Once when I accidentally cussed in the pulpit.

Once during LGBTQ Pride when I joked that God loves straight folks, too – not just the gays – and that despite loads of evidence to the contrary, it is possible to be both heterosexual and Christian.

But I was really surprised when someone quite dramatically stormed out after I suggested that Christians should embrace the biblical practice of confession: to regularly come clean with a trusted friend or pastor about how we’ve screwed up.

After the service, I approached the offended person and said: “Did something hit a nerve?”

They said: “Oh yeah, when you told me I had to tell my sins to someone other than God”.

I felt tempted to respond: “Would you like to confess something to me now?”

But I did not say that. Because I know personally how scary and unappealing confession sounds.

I got sober through The Twelve Steps of Alcoholics Anonymous. Step Four suggests we write down a moral inventory of our entire life. Then Step Five suggests we read that inventory out loud, admitting “to God, to ourselves, and to another human being the exact nature of our wrongs.”

When I first heard that, I thought: Uh-uh. No way.

But I have come to believe: that if we haven’t shared the honest truth with another person, we probably haven’t really told God – and we certainly haven’t accepted it ourselves.

On my podcast, Spill the Spirituality, I recently chatted with Harry Clark, Traitors winner. His new documentary follows his rediscovery of faith, including his attempt to meet up with the Pope at the Vatican. (Spoiler: he did!)

But Harry told me his most transformational spiritual experience wasn’t meeting Pope Leo, but going to confession for the first time as an adult – describing his mess, in detail, in the loving presence of another person.

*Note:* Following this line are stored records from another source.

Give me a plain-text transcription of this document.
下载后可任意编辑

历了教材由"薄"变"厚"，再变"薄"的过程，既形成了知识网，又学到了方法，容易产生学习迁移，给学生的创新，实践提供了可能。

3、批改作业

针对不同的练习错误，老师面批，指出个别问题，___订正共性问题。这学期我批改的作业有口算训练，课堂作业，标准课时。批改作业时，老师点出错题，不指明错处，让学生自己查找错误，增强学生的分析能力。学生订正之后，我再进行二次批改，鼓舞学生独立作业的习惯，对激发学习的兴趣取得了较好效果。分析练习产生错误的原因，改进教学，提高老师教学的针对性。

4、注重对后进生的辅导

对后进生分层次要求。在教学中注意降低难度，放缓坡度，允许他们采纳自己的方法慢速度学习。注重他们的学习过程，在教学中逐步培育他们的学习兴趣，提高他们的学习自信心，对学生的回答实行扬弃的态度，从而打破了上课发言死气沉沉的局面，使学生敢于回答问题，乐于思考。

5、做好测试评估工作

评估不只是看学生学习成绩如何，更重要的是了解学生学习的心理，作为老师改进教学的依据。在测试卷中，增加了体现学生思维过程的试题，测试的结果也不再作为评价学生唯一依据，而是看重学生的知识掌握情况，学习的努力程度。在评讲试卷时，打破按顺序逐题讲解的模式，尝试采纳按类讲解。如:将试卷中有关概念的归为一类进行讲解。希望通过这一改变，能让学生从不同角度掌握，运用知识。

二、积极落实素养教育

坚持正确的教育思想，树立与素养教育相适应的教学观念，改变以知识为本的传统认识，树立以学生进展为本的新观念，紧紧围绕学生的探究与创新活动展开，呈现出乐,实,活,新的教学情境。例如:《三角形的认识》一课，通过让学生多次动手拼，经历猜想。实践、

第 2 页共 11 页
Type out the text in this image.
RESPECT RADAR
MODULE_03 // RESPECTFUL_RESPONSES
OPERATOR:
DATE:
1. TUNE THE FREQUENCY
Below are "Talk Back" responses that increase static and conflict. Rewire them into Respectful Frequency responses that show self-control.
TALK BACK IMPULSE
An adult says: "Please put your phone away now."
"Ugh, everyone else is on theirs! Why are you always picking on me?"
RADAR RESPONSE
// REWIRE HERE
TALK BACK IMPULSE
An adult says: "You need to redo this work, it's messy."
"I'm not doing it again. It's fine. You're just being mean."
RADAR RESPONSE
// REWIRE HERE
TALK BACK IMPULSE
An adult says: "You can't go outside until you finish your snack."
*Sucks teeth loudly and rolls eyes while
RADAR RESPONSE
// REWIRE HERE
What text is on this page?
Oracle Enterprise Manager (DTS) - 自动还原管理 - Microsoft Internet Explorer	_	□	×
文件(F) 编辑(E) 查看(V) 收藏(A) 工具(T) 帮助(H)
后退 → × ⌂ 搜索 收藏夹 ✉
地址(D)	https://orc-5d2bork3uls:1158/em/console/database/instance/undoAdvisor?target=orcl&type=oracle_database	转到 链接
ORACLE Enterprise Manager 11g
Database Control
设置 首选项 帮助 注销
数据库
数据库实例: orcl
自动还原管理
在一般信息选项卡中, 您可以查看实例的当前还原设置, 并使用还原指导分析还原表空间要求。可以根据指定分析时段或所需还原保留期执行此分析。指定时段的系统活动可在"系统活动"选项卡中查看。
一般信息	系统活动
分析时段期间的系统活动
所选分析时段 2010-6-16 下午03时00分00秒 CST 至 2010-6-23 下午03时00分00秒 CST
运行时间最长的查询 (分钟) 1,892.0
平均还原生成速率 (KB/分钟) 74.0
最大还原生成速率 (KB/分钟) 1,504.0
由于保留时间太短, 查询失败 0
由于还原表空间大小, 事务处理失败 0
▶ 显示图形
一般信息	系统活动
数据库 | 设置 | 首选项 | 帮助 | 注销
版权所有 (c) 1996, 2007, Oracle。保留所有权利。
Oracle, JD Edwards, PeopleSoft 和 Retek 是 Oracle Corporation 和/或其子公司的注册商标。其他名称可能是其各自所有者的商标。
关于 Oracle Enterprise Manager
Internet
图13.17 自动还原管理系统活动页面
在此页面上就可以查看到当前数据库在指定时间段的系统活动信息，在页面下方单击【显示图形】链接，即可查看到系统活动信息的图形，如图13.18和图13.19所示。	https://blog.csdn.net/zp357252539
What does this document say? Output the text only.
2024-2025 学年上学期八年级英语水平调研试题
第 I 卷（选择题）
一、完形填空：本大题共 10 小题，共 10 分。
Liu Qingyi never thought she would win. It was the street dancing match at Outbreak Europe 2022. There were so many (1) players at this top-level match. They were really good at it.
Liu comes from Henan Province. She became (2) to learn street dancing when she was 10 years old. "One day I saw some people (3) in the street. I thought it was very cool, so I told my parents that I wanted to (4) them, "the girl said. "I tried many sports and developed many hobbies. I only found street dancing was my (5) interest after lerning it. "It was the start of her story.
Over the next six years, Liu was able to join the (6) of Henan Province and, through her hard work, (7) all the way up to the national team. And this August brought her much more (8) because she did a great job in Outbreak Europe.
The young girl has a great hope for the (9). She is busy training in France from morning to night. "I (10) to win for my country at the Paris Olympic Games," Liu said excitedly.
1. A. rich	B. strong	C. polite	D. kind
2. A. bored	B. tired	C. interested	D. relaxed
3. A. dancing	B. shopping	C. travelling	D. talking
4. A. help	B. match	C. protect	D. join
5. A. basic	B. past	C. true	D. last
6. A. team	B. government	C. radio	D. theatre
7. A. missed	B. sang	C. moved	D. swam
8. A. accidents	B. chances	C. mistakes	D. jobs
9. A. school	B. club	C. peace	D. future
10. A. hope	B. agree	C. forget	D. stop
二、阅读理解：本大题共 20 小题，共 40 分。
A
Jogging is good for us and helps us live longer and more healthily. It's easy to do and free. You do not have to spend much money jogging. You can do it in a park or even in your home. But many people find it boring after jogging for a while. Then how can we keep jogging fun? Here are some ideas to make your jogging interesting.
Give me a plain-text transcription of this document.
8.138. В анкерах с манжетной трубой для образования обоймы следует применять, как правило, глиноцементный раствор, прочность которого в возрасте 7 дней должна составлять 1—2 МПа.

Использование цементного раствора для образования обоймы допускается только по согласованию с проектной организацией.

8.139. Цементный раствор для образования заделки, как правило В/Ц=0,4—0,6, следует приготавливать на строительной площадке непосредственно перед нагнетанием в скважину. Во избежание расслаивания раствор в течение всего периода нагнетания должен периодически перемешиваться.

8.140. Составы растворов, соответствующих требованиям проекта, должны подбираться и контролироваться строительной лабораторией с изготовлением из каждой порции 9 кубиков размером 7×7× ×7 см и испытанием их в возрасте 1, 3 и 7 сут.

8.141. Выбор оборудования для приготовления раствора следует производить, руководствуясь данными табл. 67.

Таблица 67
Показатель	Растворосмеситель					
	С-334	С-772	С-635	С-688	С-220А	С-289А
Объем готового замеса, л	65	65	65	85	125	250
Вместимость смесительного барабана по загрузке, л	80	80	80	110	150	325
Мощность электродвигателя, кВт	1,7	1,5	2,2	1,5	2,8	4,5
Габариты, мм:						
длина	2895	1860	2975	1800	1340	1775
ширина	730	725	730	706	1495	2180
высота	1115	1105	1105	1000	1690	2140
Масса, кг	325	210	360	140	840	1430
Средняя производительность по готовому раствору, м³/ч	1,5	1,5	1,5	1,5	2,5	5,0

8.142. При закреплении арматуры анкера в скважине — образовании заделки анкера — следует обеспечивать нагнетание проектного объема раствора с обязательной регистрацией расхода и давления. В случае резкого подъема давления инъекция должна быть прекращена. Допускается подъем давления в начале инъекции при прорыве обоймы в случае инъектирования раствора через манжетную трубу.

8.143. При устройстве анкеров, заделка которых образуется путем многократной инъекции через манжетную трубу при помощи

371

I get that. In my Fifth Step, I had a lot to confess. It was very painful, but my deepest feeling was relief, even joy. The person I shared it with said: “Well done. You have now joined the human race”.

Which reminded me of Jesus’s words after receiving confessions. He says: “Take heart, friend.” “Go in peace.”

When I feel the temptation to walk out on the truth, may God help me to stay put, take heart, and practise the difficult freedom of being human.